SACRAMENTO, Calif. - The EDD faced a state senate inquiry today about how well it's going following the Governor's Strike Team recommendations to get up to speed, get unemployment applicants paid and get rid of its one million plus case backlog.
At best, EDD's rebirth remains a work in slow progress.
Lareece Chambers is not just an EDD applicant, it's fair to call her an EDD victim, who says it's, "Disheartening and disappointing."
After 7 months, all Chambers has received is a grand total of only two weeks of payments; a drop in the bucket of what she is owed and entitled to.

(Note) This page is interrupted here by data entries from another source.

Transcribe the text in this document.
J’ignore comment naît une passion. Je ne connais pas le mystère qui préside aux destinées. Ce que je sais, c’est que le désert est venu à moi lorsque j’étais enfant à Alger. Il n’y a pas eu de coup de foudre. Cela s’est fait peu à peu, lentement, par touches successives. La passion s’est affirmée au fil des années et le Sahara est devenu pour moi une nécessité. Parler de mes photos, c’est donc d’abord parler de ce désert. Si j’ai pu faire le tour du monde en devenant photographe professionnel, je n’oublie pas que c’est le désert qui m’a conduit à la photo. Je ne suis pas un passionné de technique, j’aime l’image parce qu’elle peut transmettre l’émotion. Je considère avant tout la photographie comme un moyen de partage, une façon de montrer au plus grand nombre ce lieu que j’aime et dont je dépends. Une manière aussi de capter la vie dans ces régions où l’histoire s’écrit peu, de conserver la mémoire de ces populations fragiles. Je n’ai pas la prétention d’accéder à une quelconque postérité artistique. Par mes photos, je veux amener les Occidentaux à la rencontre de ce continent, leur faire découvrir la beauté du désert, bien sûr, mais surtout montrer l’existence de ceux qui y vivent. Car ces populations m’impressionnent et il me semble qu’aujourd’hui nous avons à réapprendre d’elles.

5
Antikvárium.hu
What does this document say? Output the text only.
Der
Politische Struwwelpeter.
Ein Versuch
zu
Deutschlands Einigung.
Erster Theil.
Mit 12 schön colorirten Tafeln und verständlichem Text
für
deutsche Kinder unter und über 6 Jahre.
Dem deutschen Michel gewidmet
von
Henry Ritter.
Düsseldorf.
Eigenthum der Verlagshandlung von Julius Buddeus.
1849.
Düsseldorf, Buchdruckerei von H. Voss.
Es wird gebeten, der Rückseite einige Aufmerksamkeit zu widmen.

"Because of that, having to max out my credit cards and my credit score dropping and then my savings account, that I was saving up, having to just use all of that. It's just like a horrible feeling," said Chambers.
Today, Senator Jerry Hill held a hearing to see how EDD's 'all hands on deck' effort to clear up more than a million backlogged claims is going.
"Some Californians have had their benefits unfairly delayed or denied which is totally unacceptable," said Senator Jerry Hill, Democrat of San Mateo.
Innocent front line claims processors, hit by the claims tsunami went first.
"We went from working an 8 hour work day 5 days a week to working 7 days per week up to 14 hours a day," said 11 year claims processor Irene Green.
"I'm blessed to do that. But, I also want to avoid 'karoshi' which is a Japanese word meaning dying of overwork on the job," said John Torok, a claims processor for 12 years.
Bringing in thousands of new rookies to handle claims has not gone well.
"We have grave concerns about the customer service being provided because it's not at the level the department traditionally provides," said 13 year claims processor Joyce Wheeler Owens.
"There are significant changes to be addressed but we're optimistic and confident that we can make those happen." said Governor's Strike Team Member Udaya Patnaik.
Getting everything online appears to be the key.
"Three of the four recommendations being most important, have been completed," said EDD Operations Director Carol Williams.
"The 'ID Me' verification tool, recommended by the team, has been installed and is making it easier and faster for claimants to verify their identities when filing for unemployment benefits," said Governor's Strike Team Member Yolanda Richardson.
"When will the backlog be gone?" asked Williams. "We are on track to eliminate the backlog by January 2021."
Just over a month ago, we told the story of a despondent Li Li Clever who told us, "This situation could easily drive a person to suicide where you just feel hopeless and helpless."
After waiting well over 7 months and our story, Clever finally got the money owed her.
"Receiving unemployment was like receiving a lifeline when some many others were throwing me anchors and cannon balls," said Clever.
But, if the pandemic and unemployment surges in the coming weeks, the January "up to speed" goal, is endangered.